Assassin’s Creed Valhalla Composers Reveal How They Created The Main Theme
Assassin’s Creed Valhalla has reached a new milestone on the road to its November 17 release date: The second soundtrack EP, composed by Assassin’s Creed veterans Sarah Schachner and Jesper Kyd and Norwegian musician Einar “Kvitrafn” Selvik, is out now, and it includes the Assassin’s Creed Valhalla main theme. A collaborative effort, the main theme is the product of seasoned Assassin’s Creed composers, and fresh Nordic stylings. To learn more about the meaning of the song and how it was created, we spoke with Schachner, Kyd, and Selvik. You can listen to the main theme here.
What feelings were you trying to inspire and evoke with Assassin’s Creed Valhalla’s Main Theme?
The theme represents Eivor’s journey, as well as the Vikings’ hope for a better life as they move further south into the Anglo-Saxon regions [of England]. Jesper Kyd: We wanted to evoke Eivor's journey, what drives her, and the bond she has with her family. Eivor is searching for something, and this longing to find it and resolve it is a key element reflected in the melody and mood ideas I contributed to the theme.
Some previous Assassin’s Creed scores have tried to reflect the sound (or imagined sound) of the eras and places in which they’re set. Did you draw on any instruments or compositions from the ninth century and/or Scandinavia when creating the theme?
The main string melody is played by a group of tagelharpa, a bowed string lyre from Scandinavia. I wanted the theme to very much feel like a modern composition, while utilizing ancient instruments and textures to evoke the Viking atmosphere – but I never limit myself to only instruments of the time. There is an ancient Celtic war horn called the carnyx that you will hear subtly in the theme, and all over the score. I recorded it with John Kenny in Scotland, who is one of the few people in the world who has one reconstructed and can actually play it.
Did you learn about or use any instruments you’re not used to using?
SS: I acquired a number of horse-haired bowed instruments from various regions, including a bass and alto tagelharpa, as well as a plucked lyre and animal hide drums. I had never played these before, but they were incredibly fun to use, and I love the primal character these rustic folk instruments have.
JK: Yes, I used a lot of new instruments for this score: rebec, crwth, tagelharpa cello, morin khuur, and many more.
What sort of information does the development team give you when you have to design a theme or soundtrack?
SS: Scoring a game of this size is a very long process, and we’re given all sorts of material to help along the way, like gameplay videos and character info. However, the game is very much in progress as we’re creating the music, so sometimes imagination is your best friend.
The string instrument playing at 1:12 has a sort of haunting, muffled-echo quality; is that a peculiarity of the instrument? If not, why create that effect?
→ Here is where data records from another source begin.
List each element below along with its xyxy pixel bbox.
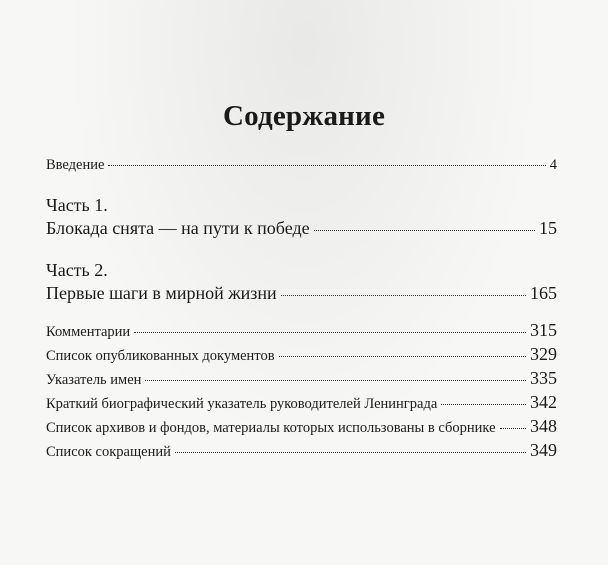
toc-entry-label: Первые шаги в мирной жизни (46, 283, 277, 303)
dot-leader (281, 295, 526, 296)
dot-leader (134, 332, 526, 333)
part-1-heading: Часть 1. (46, 195, 108, 215)
toc-entry-label: Комментарии (46, 324, 131, 340)
toc-page-number: 335 (530, 368, 557, 388)
dot-leader (441, 404, 526, 405)
toc-page-number: 342 (530, 392, 557, 412)
page-title: Содержание (222, 100, 386, 132)
toc-page-number: 15 (539, 218, 557, 238)
dot-leader (314, 230, 535, 231)
toc-entry-label: Блокада снята — на пути к победе (46, 218, 310, 238)
toc-entry-biographical-index[interactable] (46, 392, 557, 413)
toc-entry-introduction[interactable] (46, 157, 557, 174)
toc-entry-archives-list[interactable] (46, 416, 557, 437)
toc-entry-abbreviations[interactable] (46, 440, 557, 461)
toc-page-number: 165 (530, 283, 557, 303)
toc-entry-published-documents[interactable] (46, 344, 557, 365)
toc-page-number: 348 (530, 416, 557, 436)
dot-leader (500, 428, 526, 429)
toc-entry-label: Список опубликованных документов (46, 348, 275, 364)
toc-entry-label: Список архивов и фондов, материалы которых использованы в сборнике (46, 420, 496, 436)
toc-entry-label: Введение (46, 157, 105, 173)
toc-entry-part-2[interactable] (46, 283, 557, 304)
dot-leader (145, 380, 526, 381)
part-2-heading: Часть 2. (46, 260, 108, 280)
toc-entry-name-index[interactable] (46, 368, 557, 389)
toc-page-number: 315 (530, 320, 557, 340)
dot-leader (108, 165, 545, 166)
dot-leader (175, 452, 526, 453)
toc-page-number: 349 (530, 440, 557, 460)
toc-entry-comments[interactable] (46, 320, 557, 341)
toc-entry-label: Краткий биографический указатель руководителей Ленинграда (46, 396, 438, 412)
toc-entry-label: Указатель имен (46, 372, 142, 388)
toc-page-number: 4 (549, 157, 557, 173)
toc-entry-label: Список сокращений (46, 444, 171, 460)
toc-page-number: 329 (530, 344, 557, 364)
toc-entry-part-1[interactable] (46, 218, 557, 239)
dot-leader (279, 356, 526, 357)
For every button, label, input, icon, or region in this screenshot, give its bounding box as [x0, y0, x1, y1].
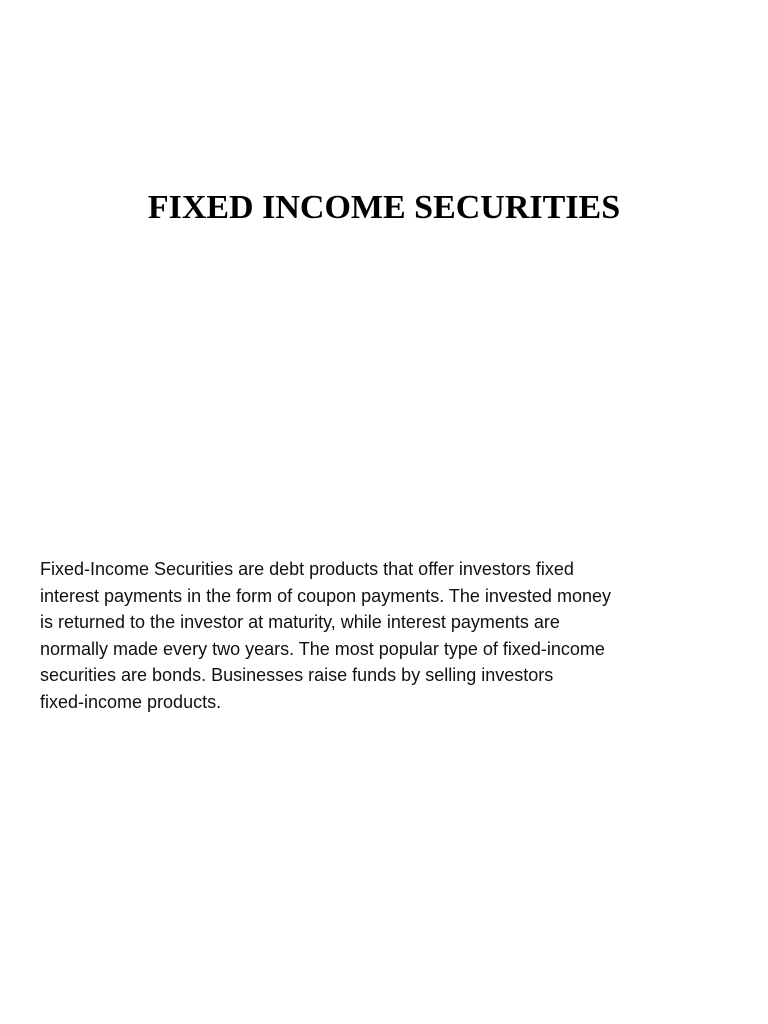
- intro-paragraph: [40, 556, 660, 716]
- paragraph-line: is returned to the investor at maturity, while interest payments are: [40, 612, 560, 633]
- paragraph-line: fixed-income products.: [40, 691, 222, 712]
- paragraph-line: interest payments in the form of coupon payments. The invested money: [40, 585, 611, 606]
- paragraph-line: Fixed-Income Securities are debt products that offer investors fixed: [40, 559, 574, 579]
- paragraph-line: normally made every two years. The most popular type of fixed-income: [40, 638, 605, 659]
- paragraph-line: securities are bonds. Businesses raise funds by selling investors: [40, 665, 554, 686]
- document-title: FIXED INCOME SECURITIES: [147, 189, 621, 226]
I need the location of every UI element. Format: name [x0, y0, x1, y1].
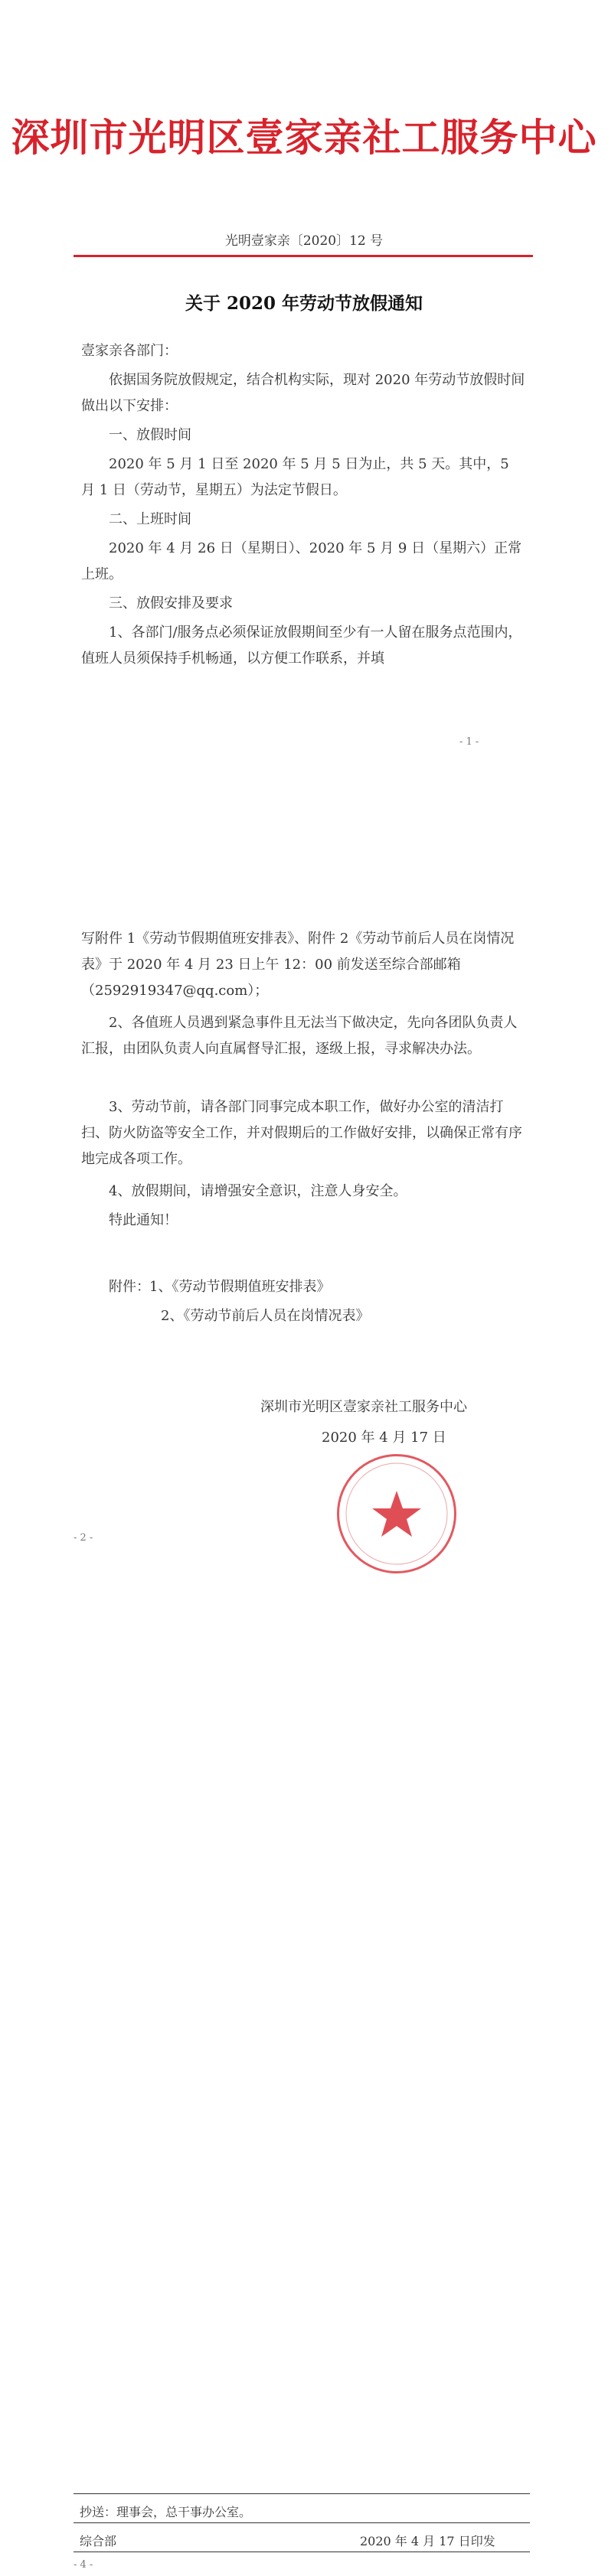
- section-1-body: 2020 年 5 月 1 日至 2020 年 5 月 5 日为止，共 5 天。其中，5 月 1 日（劳动节，星期五）为法定节假日。: [81, 456, 509, 498]
- closing: 特此通知！: [109, 1212, 178, 1228]
- attachment-1: 1、《劳动节假期值班安排表》: [149, 1279, 331, 1295]
- organization-title: 深圳市光明区壹家亲社工服务中心: [11, 115, 597, 160]
- page-number-1: - 1 -: [459, 736, 479, 748]
- cc-line: 抄送：理事会，总干事办公室。: [80, 2505, 252, 2519]
- section-1-heading: 一、放假时间: [109, 427, 191, 443]
- page-number-2: - 2 -: [74, 1532, 93, 1544]
- issuer: 综合部: [80, 2534, 117, 2548]
- signature-date: 2020 年 4 月 17 日: [322, 1430, 446, 1446]
- section-2-heading: 二、上班时间: [109, 511, 191, 527]
- section-3-heading: 三、放假安排及要求: [109, 595, 233, 611]
- section-2-body: 2020 年 4 月 26 日（星期日）、2020 年 5 月 9 日（星期六）正常上班。: [81, 540, 522, 582]
- attachments-label: 附件：: [109, 1279, 150, 1295]
- document-number: 光明壹家亲〔2020〕12 号: [224, 233, 384, 249]
- attachment-2: 2、《劳动节前后人员在岗情况表》: [161, 1308, 370, 1324]
- issue-date: 2020 年 4 月 17 日印发: [360, 2534, 495, 2548]
- item-1-continuation: 写附件 1《劳动节假期值班安排表》、附件 2《劳动节前后人员在岗情况表》于 2020 年 4 月 23 日上午 12：00 前发送至综合部邮箱（2592919347@qq.com）；: [81, 931, 515, 999]
- red-divider-line: [74, 255, 533, 257]
- item-1-start: 1、各部门/服务点必须保证放假期间至少有一人留在服务点范围内，值班人员须保持手机畅通，以方便工作联系，并填: [81, 624, 522, 667]
- footer-middle-line: [74, 2522, 530, 2523]
- official-seal-stamp: [337, 1454, 456, 1573]
- salutation: 壹家亲各部门：: [81, 343, 178, 359]
- item-3: 3、劳动节前，请各部门同事完成本职工作，做好办公室的清洁打扫、防火防盗等安全工作，并对假期后的工作做好安排，以确保正常有序地完成各项工作。: [81, 1099, 522, 1167]
- item-2: 2、各值班人员遇到紧急事件且无法当下做决定，先向各团队负责人汇报，由团队负责人向直属督导汇报，逐级上报，寻求解决办法。: [81, 1015, 518, 1057]
- intro-paragraph: 依据国务院放假规定，结合机构实际，现对 2020 年劳动节放假时间做出以下安排：: [81, 372, 525, 414]
- page-number-4: - 4 -: [74, 2559, 93, 2571]
- signature-organization: 深圳市光明区壹家亲社工服务中心: [260, 1399, 467, 1415]
- item-4: 4、放假期间，请增强安全意识，注意人身安全。: [109, 1183, 407, 1199]
- seal-star-icon: [339, 1456, 454, 1571]
- document-title: 关于 2020 年劳动节放假通知: [185, 293, 423, 314]
- footer-top-line: [74, 2493, 530, 2494]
SS: I intentionally wanted that repeating motif to feel ambiguous and invite the listener into this mysterious world. You can make a sound feel more eerie by pushing it back in the sonic space and blurring it with effects.
The song really builds up to the 1:50 point. Was there a particular story you wanted to tell, or mood you wanted to set with that build up? SS: That build represents the grand journey you will embark on playing this game as Eivor. This creates a continuously building emotional tension, propelling you towards something, which is at the heart of the Viking/Anglo-Saxon conflict.